All images were processed with MetaMorph version 7.7 software (Molecular Devices) and ImageJ software (http://rsbweb.nih.gov/ij/) and arranged and labeled using Photoshop CS5.1 (Adobe) and Canvas Draw4 (ACD Systems).

Data analysis

Protein densitometry analysis was performed using ImageQuant TL software (GE Healthcare) and the immunoblot data shown are representative of three independent experiments.

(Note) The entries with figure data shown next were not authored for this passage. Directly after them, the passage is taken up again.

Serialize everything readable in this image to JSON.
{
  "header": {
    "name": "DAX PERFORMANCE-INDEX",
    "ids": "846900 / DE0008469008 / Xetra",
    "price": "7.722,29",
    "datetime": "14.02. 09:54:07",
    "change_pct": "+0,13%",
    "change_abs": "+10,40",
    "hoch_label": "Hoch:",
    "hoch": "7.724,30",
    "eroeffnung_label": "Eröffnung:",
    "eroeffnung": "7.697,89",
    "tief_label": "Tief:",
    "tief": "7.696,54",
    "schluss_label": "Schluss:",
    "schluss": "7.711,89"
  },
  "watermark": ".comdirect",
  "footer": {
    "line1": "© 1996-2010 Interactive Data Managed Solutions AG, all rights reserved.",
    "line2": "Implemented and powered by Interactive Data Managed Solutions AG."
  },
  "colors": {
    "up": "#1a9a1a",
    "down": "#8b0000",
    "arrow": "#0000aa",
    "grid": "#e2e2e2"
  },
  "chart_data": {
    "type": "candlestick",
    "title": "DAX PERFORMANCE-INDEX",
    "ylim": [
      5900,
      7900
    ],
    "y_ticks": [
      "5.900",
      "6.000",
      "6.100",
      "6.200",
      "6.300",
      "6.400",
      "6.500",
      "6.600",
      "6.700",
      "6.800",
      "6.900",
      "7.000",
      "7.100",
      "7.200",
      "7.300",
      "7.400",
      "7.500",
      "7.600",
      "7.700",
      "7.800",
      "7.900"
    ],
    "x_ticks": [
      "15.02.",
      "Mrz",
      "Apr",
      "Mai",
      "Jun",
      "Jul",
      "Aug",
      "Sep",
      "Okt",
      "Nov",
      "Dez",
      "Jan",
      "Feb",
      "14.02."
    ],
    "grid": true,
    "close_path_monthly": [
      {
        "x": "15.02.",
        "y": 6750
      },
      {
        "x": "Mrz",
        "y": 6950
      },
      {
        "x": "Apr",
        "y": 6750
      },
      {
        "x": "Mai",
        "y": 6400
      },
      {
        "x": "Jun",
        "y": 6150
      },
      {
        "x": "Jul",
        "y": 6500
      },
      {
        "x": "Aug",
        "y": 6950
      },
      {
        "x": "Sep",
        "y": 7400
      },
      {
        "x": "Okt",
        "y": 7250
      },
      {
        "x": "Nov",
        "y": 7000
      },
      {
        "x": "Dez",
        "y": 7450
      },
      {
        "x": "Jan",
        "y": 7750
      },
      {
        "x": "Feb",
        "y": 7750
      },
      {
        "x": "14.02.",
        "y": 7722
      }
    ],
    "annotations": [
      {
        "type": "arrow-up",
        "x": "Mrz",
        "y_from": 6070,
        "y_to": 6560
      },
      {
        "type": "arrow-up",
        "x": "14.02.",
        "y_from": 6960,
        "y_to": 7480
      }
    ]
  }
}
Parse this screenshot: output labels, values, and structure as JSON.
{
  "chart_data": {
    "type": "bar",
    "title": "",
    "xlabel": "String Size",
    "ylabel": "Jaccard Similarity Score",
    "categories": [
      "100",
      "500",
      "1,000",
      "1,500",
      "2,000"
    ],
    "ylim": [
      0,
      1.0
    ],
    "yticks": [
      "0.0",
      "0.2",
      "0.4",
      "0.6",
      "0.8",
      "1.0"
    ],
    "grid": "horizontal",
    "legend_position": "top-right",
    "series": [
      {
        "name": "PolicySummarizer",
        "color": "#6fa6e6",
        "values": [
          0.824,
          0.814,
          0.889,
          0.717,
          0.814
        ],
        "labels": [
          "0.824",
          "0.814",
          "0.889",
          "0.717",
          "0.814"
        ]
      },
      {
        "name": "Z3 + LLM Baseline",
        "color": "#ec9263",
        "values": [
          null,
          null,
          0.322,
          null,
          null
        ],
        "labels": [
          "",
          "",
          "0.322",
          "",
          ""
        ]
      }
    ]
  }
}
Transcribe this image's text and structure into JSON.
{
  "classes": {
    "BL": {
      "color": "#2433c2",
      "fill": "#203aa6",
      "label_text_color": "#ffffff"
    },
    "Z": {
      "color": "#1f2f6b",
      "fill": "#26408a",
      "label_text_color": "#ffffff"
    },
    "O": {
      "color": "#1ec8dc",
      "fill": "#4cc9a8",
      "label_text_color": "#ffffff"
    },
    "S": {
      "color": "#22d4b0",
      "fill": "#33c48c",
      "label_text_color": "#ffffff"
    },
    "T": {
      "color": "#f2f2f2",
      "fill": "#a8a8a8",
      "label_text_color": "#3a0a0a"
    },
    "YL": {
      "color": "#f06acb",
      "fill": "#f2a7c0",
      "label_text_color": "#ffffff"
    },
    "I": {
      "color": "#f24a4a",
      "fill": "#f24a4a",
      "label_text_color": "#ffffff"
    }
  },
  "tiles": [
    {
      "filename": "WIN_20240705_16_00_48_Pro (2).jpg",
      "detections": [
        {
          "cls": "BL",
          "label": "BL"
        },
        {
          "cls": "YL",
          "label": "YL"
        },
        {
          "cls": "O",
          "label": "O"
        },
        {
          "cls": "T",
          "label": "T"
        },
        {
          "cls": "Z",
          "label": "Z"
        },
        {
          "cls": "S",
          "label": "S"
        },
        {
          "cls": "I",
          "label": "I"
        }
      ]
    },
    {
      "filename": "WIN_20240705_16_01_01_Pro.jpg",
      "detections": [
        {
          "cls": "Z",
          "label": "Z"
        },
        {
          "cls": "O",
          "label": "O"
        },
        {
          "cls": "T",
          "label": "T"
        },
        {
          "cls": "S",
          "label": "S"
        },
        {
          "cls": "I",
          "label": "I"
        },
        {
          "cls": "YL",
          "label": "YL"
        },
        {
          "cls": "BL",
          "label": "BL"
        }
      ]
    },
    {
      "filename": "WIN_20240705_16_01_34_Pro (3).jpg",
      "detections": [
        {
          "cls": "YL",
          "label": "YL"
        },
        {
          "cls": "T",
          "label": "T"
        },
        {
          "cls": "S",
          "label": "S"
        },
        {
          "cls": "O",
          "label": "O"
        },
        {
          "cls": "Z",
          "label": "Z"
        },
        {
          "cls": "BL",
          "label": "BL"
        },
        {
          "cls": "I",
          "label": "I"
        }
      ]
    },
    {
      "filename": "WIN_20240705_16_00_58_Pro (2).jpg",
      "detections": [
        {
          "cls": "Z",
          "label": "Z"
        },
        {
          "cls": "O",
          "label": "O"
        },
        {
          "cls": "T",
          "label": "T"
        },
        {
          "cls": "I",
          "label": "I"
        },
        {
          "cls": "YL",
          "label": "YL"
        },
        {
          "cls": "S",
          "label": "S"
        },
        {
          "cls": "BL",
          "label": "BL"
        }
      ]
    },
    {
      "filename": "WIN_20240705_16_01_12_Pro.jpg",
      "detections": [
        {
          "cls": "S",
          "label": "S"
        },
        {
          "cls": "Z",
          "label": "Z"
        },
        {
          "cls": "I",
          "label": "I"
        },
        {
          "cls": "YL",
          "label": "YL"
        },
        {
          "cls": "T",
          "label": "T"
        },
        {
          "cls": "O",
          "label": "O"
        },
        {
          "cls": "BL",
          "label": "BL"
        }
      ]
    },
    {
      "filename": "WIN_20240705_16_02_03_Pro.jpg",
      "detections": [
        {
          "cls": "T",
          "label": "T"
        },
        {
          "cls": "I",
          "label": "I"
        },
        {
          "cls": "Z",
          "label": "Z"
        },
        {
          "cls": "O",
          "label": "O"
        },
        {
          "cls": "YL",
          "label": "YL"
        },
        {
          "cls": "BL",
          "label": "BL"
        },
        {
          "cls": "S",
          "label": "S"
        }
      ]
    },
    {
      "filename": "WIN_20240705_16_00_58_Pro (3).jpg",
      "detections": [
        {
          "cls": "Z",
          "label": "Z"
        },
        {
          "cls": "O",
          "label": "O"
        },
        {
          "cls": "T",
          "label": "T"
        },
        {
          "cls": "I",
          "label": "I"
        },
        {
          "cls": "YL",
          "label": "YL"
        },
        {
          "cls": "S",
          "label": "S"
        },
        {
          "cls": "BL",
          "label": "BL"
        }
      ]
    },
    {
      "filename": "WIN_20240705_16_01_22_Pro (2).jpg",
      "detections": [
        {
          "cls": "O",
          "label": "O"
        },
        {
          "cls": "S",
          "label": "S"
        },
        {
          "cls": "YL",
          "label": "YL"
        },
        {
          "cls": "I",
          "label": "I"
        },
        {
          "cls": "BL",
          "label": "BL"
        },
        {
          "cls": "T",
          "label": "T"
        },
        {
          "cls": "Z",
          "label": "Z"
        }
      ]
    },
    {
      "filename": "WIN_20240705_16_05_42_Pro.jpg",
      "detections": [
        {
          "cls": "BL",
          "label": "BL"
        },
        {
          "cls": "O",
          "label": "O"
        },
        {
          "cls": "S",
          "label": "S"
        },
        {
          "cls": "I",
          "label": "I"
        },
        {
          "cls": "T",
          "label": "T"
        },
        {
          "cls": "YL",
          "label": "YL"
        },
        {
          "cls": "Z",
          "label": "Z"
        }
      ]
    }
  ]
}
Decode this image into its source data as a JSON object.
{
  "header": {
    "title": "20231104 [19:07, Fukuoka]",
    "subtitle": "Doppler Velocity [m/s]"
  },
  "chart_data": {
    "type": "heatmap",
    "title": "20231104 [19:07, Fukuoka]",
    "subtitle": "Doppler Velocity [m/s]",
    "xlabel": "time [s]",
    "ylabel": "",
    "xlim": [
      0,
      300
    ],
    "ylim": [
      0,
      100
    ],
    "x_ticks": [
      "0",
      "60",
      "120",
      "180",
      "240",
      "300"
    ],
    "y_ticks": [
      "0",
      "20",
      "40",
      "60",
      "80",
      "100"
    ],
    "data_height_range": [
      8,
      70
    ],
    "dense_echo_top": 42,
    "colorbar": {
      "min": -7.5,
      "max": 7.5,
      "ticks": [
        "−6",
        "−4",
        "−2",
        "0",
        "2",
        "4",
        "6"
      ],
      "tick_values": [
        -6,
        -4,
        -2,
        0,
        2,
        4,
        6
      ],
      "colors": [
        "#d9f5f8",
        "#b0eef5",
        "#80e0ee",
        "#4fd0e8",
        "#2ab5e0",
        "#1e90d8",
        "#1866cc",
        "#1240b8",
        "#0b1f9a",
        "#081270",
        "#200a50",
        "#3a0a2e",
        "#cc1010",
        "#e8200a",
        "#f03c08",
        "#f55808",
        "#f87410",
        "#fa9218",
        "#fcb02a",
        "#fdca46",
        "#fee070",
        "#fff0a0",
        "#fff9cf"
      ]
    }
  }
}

Quantification of dendritic spine morphology was performed as described previously (El-Husseini et al., 2000; Ishikawa et al., 2003). Quantification of dendritic protrusion density was performed using cellSens Dimension software (Olympus). Protrusions were counted along 50 μm of dendrite segments. Dendritic spines were defined as <6 μm dendritic protrusions with mushroom-shaped heads or stubby-shaped structures as determined by CAG-mCherry fluorescence. At least 50 dendritic segments from 20 neurons per experimental group were collected from three independent experiments, and statistical differences for multiple groups were assessed by one-way analysis of variance (ANOVA) and post hoc test (Dunnett) or Student’s t test using Prism version 5f software (GraphPad).

Statistics

Data are presented as the mean ± SEM. Statistical analyses were performed using Prism version 5f software (GraphPad Software). Differences at the level of p < 0.05 were considered statistically significant. Multiple comparisons were performed using one-way ANOVA, followed by post hoc test. Actual p values have been provided on the graphs in the figures.

Abbreviations used:

ANOVA

analysis of variance

BDNF

brain-derived neurotrophic factor

CRISPR

clustered regularly interspaced short palindromic repeats

DIV

days in vitro

EMCCD

electron-multiplying charge-coupled device

F-actin

filamentous-actin

FBS

fetal bovine serum

gRNA

guide RNA

HDR

homology-directed repair

indel

insertion/deletion

NHEJ

nonhomologous end-joining

PBS

phosphate-buffered saline

PFA

paraformaldehyde

PLL

poly- l-lysine

PSD

postsynaptic density

RT-PCR

reverse transcription-PCR

Syp

synaptophysin

TBS

Tris-buffered saline

TIRF

total internal reflection fluorescence.